As we approach the last few kilometers to Tilcara we enter the Quebrada de Humuhuaca, a range of mountains renowned for the amazing variety of their colours. Either side of us tower mountain ranges darkening in the rapidly approaching dusk, it´s a little too dark to see the colours in all their advertised brilliance, but we can see traces of them that look as if they will become vibrant and contrasting in the light. For now we just want to get into town and check into our hotel and nurse our various ailments.

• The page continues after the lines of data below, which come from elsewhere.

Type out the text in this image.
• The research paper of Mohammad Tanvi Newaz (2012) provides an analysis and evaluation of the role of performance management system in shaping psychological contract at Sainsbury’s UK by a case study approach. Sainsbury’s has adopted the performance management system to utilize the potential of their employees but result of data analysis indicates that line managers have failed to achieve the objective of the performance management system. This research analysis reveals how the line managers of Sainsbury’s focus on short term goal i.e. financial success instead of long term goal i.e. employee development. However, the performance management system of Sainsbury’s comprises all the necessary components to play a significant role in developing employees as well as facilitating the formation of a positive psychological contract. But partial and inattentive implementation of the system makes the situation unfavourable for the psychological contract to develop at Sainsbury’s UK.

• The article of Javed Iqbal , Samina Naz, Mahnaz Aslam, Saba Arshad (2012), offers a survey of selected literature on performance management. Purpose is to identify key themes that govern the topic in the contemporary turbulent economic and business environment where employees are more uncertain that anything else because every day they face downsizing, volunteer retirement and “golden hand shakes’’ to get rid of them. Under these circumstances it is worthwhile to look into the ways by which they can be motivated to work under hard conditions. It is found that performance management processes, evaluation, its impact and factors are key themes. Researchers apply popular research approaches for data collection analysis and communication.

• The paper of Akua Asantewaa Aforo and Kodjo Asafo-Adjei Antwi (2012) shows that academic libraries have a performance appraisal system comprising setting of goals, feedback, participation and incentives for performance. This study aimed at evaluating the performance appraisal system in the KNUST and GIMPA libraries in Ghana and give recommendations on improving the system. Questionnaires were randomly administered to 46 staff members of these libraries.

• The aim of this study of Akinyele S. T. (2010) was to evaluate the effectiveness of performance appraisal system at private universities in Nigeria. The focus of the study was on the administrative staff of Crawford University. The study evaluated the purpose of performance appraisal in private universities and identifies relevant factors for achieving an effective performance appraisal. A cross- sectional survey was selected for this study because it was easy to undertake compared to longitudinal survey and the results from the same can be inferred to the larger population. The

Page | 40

Tilcara appears to be a ramshackle but quaint village (population 3,300) with dusty streets and there seems to be little regard for cars, pedestrians or animals, everything just flows effortlessly down and around the main square which, as we cautiously approach, I´m pleased to see houses a variety of market stalls, stocked with gaily coloured ponchos, llama embroidered hats, cactus wood carvings and, darn, Brian suddenly picks up speed and the stalls disappear as quickly as they appeared, like a little mirage. The first time we´ve picked up any speed since leaving the airport. Our hotel is lovely though, a little boutique oasis in a dusty desert - http://www.lasterrazastilcara.com.ar/
The day after we arrive we take a wander around town (the stalls, I am pleased to see, remain in place) and then head up to a place called Pucara, it was an ancient fortress that was re-constructed in the 1960´s, and now stands high on a hilltop surrounded by towering, and very prickly, cacti. We have almost recovered from our original illnesses but because we are at 2,600 metres, we have now succumbed to a slight case of altitude sickness and have persistent headaches. Another quick delve in the medicine bag and I discover that I´ve brought along a rather out of date stick of something called 4Head, I think it is similar to tiger balm - anyway, lo and behold, it works, and our headaches disappear.
That evening we go out to celebrate - Brian tries a llama steak (verdict; disappointing), and I have trout which comes complete with head and glazed eyes that I have to cover with a limp piece of lettuce before I eat it, I really don´t like being stared at by something I am about to devour. There is an Andean band that comes and plays in the restaurant and they´re very good, they even sport traditional ponchos and bowler hats, but, the curse of pan pipe bands the world over, they just can´t resist the urge to take a Simon and Garfunkel song and turn it into something cheesy.